Defact couples will soon be able to “super split” in WA
The Federal Attorney-General Christian Porter has recently announced that de-facto couples in Western Australia will soon be able to split their superannuation interests in the same way married couples can. De-facto couples in WA are subject to the Family Court Act 1997, however the Family Law Act 1975 is soon to be amended with the legislative process expected to be completed in 2019 which will allow for de facto couples to super-split in 2020. All other States (except WA) referred their powers to the Commonwealth of Australia long ago which allowed for superannuation interests for de facto couples to be “split” along with all the other assets of the relationship. The new proposed amendments to refer power in WA (albeit in a ‘limited’ form) will allow WA to catch up with the rest of the Country regarding separating De-facto couples.
Current position – inequitable
Currently in WA, superannuation for de facto couples is considered a ‘financial resource’ of the person who’s name it is in rather than a ‘joint asset’ of the de facto relationship. This has led to an inequitable outcome for many de-facto couples in WA where the superannuation makes up the majority (or a large portion) of the asset pool.

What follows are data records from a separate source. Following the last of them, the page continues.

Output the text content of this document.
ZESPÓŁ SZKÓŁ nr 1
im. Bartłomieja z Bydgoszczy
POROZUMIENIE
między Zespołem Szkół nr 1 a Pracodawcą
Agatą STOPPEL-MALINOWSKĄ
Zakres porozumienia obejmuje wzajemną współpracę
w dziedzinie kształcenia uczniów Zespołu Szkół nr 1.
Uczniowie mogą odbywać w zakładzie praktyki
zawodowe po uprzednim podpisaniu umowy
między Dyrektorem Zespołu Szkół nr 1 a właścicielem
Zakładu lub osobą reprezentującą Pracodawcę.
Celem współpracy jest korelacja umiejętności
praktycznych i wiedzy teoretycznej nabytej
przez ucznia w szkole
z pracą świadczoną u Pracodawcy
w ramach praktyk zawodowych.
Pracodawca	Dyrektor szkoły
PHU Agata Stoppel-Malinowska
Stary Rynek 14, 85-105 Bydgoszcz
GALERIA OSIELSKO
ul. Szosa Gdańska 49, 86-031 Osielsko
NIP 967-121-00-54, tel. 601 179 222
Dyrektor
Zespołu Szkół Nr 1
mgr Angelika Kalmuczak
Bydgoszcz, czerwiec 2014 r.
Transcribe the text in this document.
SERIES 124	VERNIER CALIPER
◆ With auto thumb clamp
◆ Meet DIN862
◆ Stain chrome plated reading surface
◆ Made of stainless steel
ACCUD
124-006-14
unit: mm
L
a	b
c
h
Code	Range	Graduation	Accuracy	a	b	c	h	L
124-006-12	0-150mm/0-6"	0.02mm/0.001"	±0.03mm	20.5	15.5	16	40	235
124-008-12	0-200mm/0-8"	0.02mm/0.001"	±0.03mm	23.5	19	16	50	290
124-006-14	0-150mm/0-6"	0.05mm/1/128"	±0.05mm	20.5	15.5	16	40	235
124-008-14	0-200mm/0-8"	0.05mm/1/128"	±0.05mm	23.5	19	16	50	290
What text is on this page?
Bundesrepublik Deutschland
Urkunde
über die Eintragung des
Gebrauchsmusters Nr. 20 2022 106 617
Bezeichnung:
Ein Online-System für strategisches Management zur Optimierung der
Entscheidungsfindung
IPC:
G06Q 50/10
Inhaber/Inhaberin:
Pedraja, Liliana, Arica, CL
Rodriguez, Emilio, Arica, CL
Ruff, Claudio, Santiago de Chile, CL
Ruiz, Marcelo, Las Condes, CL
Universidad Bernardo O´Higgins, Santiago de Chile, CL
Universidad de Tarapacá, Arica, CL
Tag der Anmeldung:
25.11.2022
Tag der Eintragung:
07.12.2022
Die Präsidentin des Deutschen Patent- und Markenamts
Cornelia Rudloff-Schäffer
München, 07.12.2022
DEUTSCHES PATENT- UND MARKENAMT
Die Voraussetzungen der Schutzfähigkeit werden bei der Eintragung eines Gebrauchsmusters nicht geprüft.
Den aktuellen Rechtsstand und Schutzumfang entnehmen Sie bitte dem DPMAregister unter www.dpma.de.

For instance; If the asset pool is made up primarily of superannuation in one of the parties’ names of say $200,000, and all the other assets have a combined value of $100,000, then although the Court may allocate all of the other combined assets to the party who’s name the superannuation is not in (i.e. 33%), the party who’s name the superannuation is in would still receive $200,000 (i.e. 66%) of the asset pool by retaining all of the superannuation because it is not currently capable of being ‘split’ in WA.
Inequitable result compounded
This inequitable result is further compounded in circumstances where the party who actually only received the $100,000 (i.e. 33% of the asset pool) is in fact at law entitled to more than 50% because of their ‘future needs’ requirements under section 75(2) of the Family Law Act 1975, for instance where they have the majority care of children of the relationship who are under 18 years old; or have been the major contributor of the homemaker and parenting contributions while their ex-partner was able to advance their career and now has a far greater earning capacity because of that.
Perth Family Law Centre welcomes the proposed amendments and we look forward to helping out de-facto clients achieve a more equitable result in property settlements in the near future.